〈懷念的歲月〉那一段補習的日子

朱全斌 2021/12/26 11:08 點閱 1201 次

最近去朋友家玩,看見他還在讀中學的孩子房間書架上放滿了書,正想稱讚他愛讀書,沒想到仔細一看,除了教科書都是各種跟學科相關的參考書,幾乎沒有課外書,不禁讓我想起距離自己已經很遙遠的學生時代。

愛看閒書

從三年級到五年級應該是受升學主義荼毒最深的世代了,記得求學期間,所謂「讀書」指的就是念跟升學有關的書,其他都是些會耽誤功課的閒書。為了考上好的學校,除了上課,連課餘的時間也要拿來補習。

在1980年代以前,台灣社會還不算富裕,送孩子去學音樂、美術這種才藝班的風氣尚未打開,父母只要手頭寬裕些,都會讓孩子去補習。
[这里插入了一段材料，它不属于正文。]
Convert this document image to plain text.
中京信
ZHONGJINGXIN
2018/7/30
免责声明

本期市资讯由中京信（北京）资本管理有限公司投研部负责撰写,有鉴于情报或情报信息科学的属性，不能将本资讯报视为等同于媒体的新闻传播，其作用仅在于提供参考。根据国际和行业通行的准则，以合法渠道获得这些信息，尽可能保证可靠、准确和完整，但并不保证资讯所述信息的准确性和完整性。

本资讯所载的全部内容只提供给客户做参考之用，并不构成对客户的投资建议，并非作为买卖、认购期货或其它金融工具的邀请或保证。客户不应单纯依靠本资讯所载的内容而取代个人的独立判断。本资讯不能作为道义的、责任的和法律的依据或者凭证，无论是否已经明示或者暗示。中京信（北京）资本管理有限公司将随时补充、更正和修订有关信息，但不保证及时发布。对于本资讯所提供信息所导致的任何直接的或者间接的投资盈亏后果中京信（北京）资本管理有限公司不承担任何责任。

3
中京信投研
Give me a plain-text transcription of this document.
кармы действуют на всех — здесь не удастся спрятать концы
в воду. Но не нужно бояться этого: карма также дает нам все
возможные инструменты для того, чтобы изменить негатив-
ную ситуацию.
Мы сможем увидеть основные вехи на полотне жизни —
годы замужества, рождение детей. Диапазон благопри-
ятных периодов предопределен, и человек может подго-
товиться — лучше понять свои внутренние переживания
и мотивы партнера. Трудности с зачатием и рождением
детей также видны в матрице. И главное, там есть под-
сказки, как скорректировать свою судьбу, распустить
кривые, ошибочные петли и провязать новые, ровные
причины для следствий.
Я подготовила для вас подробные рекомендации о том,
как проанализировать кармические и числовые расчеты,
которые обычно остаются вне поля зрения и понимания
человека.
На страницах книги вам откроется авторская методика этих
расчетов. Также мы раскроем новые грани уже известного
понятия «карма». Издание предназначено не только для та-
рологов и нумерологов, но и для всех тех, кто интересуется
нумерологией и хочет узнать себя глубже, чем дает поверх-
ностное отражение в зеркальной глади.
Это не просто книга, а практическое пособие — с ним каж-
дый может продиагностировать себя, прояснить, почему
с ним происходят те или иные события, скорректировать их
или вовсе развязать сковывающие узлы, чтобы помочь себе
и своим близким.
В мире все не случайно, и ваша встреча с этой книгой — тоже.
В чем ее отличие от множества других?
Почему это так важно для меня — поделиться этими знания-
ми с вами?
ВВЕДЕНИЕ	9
在我唸小學時,九年國民義務教育還沒實施,所以我小五就開始補習了。記得每逢禮拜六,因為上半天,放了學下午還要去老師家接受「課業輔導」。印象中的老師有些大小眼,某些家境差沒錢參加的同學,都會遭受到她的冷言冷語。

課後輔導的噩夢

升上小六,距離聯考的日子近了,更是加重了輔導的時間。記得入夏後的某日,因為室內太悶熱沒冷氣,學生又多,老師就在院子裡的樹蔭下擺了張桌子幫我我們解題,我們則圍著她四周站著,忽然之間我就昏倒了。老師立刻將我抱進屋子裡,不斷地幫我刮痧才恢復過來。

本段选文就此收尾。